Приходится удивляться такому добродушию в человеке, столь много страдавшем. Он от природы был добр,[398] он – забияка, драчун и насмешник. Но, помимо природы, над этими добрыми чувствами его сердца поработали и люди. Круг, в котором он вырос, заставил его высоко думать о человеке, и у нас есть прямое тому доказательство в одном из самых интимных его писем.
Н. Полевому, с которым он был очень откровенен, Марлинский писал однажды: «Несчастны вы, что судьбой брошены в такой огромный круг мерзавцев. Я был счастливее вас, живучи в свете; я знал многих, у которых самый большой порок был лишь то, что они считали себя героями. Я счастливее вас и в этом преддверии ада, в котором маюсь, ибо знаю людей, для коих падение стало вознесением. О какие высокие души, какое ангельское терпение, какая чистота мыслей и поступков! Самая злая, низкая клевета не могла бы в шесть лет искушения найти ни в одном пятнышка, и в какое бы болото ни бывали они брошены, приказное презрение превращалось в невольное уважение. Безупречное поведение творит около них очарованную атмосферу, в которую не смеет вползти никакая гадина. Сколько познаний, дарований погребено вживе! Вы помирились бы с человечеством, если бы познакомились с моим братом Николаем! Такие души искупают тысячи наветов на человека!»
Редко кому удавалось сказать о декабристах столь теплое и правдивое слово.
При таком взгляде на людей, взгляде, насквозь проникнутом милосердием и идеализмом самой высшей пробы, можно было быть оптимистом, каким и был Александр Александрович в своих конечных мыслях о судьбах человечества.
Еще в самые юные годы задумал он в драматической форме высказать свое суждение о миропорядке, и в неоконченной комедии «Оптимист» писал:
Не множь собой, мой друг, хулителей число;
Небесной мудрости познай закон священный
И верь, что создано все к лучшему в вселенной.

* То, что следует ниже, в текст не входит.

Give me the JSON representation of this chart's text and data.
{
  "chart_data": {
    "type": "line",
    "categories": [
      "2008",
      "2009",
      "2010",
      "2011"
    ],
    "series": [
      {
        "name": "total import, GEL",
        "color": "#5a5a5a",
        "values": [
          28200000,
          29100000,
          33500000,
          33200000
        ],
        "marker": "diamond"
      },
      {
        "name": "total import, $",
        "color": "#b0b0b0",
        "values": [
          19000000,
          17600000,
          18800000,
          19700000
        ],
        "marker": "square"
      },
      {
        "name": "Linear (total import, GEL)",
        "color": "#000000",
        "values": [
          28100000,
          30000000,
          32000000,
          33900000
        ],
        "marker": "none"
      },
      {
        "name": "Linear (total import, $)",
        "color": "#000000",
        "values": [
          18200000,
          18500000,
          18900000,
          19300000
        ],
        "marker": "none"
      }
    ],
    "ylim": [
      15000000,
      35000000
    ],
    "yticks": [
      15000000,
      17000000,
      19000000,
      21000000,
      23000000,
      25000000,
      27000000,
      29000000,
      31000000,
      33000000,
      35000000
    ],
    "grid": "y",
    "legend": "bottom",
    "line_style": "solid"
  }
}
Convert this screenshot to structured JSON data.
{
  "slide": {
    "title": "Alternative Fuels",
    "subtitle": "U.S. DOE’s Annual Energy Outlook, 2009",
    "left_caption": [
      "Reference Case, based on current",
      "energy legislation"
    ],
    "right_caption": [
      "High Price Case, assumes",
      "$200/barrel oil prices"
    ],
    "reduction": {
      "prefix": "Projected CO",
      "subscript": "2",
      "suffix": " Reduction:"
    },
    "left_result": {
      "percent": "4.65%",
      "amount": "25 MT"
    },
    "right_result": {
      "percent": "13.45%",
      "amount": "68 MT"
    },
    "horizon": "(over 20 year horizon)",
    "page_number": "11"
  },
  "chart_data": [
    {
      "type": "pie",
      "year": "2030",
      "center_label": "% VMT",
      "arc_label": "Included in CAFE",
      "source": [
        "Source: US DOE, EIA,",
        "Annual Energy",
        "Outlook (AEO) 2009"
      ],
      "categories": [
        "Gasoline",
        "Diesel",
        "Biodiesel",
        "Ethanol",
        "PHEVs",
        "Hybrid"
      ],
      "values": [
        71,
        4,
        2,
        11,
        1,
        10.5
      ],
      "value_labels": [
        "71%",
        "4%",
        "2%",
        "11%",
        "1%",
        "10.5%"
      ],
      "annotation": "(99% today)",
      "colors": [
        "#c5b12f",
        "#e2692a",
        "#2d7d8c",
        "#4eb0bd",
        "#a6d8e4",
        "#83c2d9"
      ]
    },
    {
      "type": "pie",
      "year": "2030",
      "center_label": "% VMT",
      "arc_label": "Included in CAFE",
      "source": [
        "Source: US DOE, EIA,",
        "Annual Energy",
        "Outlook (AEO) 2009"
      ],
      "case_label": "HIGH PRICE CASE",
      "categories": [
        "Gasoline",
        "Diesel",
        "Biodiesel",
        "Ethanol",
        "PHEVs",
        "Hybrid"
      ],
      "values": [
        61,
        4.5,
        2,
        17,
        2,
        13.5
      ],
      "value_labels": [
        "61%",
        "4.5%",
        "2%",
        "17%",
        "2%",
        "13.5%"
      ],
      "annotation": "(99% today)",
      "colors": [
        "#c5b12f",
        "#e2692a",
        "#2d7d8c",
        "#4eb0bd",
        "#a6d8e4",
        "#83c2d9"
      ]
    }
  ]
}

Были ли эти слова тогда сказаны в шутку или всерьез – но только Марлинский не отступил от них во всю свою жизнь. Конечно, говоря об оптимистическом миросозерцании Марлинского, нужно помнить, что это был оптимизм вовсе не наивный, что эта вера в конечное торжество своих идеалов не исключала страшного негодования на те испытания, которым эти идеалы подвергались, и печали о таких испытаниях. «Не поверите, – говорил наш оптимист, – как глубоко трогает меня всякая низость – не за себя, за человечество: тогда плачу и досадую; я краснею, что ношу Адамов мундир». Но рядом с этим признанием Марлинский сейчас же делал другое. «Гнев, – говорил он, – досада, негодование на миг пролетают сквозь мое сердце, как молния сквозь трубу, и без следа. Я более всего не понимаю мщения».